L'économie turque dispose d'un large potentiel qui pourrait hisser le pays au rang de pays développé d'ici à dix ans. Elle est très ouverte sur le monde. Au-delà de ses liens privilégiés avec l'Union européenne et les États-Unis, elle cherche à développer ses propres marchés. Elle a des entreprises puissantes et fortement exportatrices, notamment des groupes familiaux et des conglomérats, à l'image de Turkish Airlines ou des groupes Koc, Dogan et Sabanci, ainsi qu'une industrie touristique performante. La croissance turque est en moyenne beaucoup plus élevée que celle de la zone euro sur les dix dernières années, et l'une des plus élevée du G20. Les entreprises turques du BTP seront au premier rang pour la reconstruction de la Syrie et de l'Irak. Les relations économiques avec la Russie se développent : Moscou apporte son énergie, principalement le gaz, et Ankara accueille les touristes russes. La Chine commence à investir en Turquie dans le cadre des « routes de la soie ». La Turquie est également passée du 91 ème rang en 2007 au 43 ème rang en 2019 dans le classement Doing Business.

1. Des exportations de la Turquie en majorité vers Europe

L'économie turque s'est ouverte à l'extérieur avec une croissance soutenue des importations comme des exportations.

Solde commercial de la Turquie (en Mds $)

Si la croissance de l'économie turque s'est accompagnée d'une diversification de ces débouchés avec notamment une inflexion vers le Proche et le Moyen-Orient, cette tendance s'est retournée depuis 2011, avec l'instabilité de cette région et la dégradation des de la Turquie avec ces pays, mais aussi avec la montée en gamme de la production turque qui trouvent de nouveau ses principaux débouchés en Europe.
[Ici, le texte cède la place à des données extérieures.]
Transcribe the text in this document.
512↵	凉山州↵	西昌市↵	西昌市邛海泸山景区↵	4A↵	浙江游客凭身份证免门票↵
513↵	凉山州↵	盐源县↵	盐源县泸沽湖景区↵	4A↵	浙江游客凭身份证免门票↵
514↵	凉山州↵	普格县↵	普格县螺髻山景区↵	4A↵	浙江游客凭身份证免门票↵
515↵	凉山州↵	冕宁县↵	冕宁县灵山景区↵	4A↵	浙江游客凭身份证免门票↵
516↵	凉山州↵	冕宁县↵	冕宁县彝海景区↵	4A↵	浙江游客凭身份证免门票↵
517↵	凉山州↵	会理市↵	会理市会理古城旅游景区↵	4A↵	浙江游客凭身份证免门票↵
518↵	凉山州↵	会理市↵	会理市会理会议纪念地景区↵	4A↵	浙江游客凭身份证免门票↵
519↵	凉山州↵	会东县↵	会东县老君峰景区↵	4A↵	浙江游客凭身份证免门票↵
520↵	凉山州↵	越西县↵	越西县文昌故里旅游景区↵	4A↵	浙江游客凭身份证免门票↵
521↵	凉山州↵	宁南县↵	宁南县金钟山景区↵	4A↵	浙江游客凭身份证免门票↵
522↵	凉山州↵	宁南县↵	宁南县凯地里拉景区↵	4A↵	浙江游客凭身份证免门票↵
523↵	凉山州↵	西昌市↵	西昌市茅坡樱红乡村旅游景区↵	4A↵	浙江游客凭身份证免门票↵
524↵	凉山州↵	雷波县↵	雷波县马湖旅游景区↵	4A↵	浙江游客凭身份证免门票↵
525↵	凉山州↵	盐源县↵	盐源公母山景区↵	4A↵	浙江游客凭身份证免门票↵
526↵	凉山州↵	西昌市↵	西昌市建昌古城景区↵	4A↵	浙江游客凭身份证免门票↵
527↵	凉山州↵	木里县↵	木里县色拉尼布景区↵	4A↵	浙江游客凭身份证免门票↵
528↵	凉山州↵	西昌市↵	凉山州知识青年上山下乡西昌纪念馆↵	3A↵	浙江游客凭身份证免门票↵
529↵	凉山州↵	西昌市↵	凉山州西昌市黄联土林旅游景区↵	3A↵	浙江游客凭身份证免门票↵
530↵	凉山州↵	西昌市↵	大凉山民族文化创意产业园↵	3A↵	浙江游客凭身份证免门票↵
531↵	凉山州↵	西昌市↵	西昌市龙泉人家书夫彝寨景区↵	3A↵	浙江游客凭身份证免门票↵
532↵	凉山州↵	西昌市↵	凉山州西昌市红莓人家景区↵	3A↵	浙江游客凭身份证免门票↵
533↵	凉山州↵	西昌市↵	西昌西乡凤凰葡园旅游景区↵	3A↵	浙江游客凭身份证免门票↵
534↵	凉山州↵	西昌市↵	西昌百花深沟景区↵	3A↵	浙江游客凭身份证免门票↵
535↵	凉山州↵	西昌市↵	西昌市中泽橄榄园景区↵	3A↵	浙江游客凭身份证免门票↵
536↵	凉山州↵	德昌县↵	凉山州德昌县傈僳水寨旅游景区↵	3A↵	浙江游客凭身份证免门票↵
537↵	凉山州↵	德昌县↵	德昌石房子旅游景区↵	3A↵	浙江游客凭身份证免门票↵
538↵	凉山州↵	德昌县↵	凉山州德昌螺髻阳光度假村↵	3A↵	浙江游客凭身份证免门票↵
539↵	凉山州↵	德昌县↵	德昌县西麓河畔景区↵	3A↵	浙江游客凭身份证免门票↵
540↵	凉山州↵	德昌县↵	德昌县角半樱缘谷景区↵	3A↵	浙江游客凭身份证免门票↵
Sans doute, la part des productions européennes s'est-elle tassée depuis les années 2000-2010 au détriment, comme dans tous les pays, de la Chine et de l'Asie s'agissant des produits manufacturés, mais aussi des intrans nécessaires à l'économie turque notamment en énergie (ce qui explique la part des importations russes). Mais on constate que cette perte semble enrayée depuis 2010, signe sans doute d'une forte imbrication des économies turques et européennes, ce qui est très significatif dans certains secteurs comme l'industrie automobile ou l'aéronautique.

Source : pour l'ensemble des graphiques, les données utilisées sont celles publiées par Turtkish Statistical Institute ( http://www.turkstat.gov.tr )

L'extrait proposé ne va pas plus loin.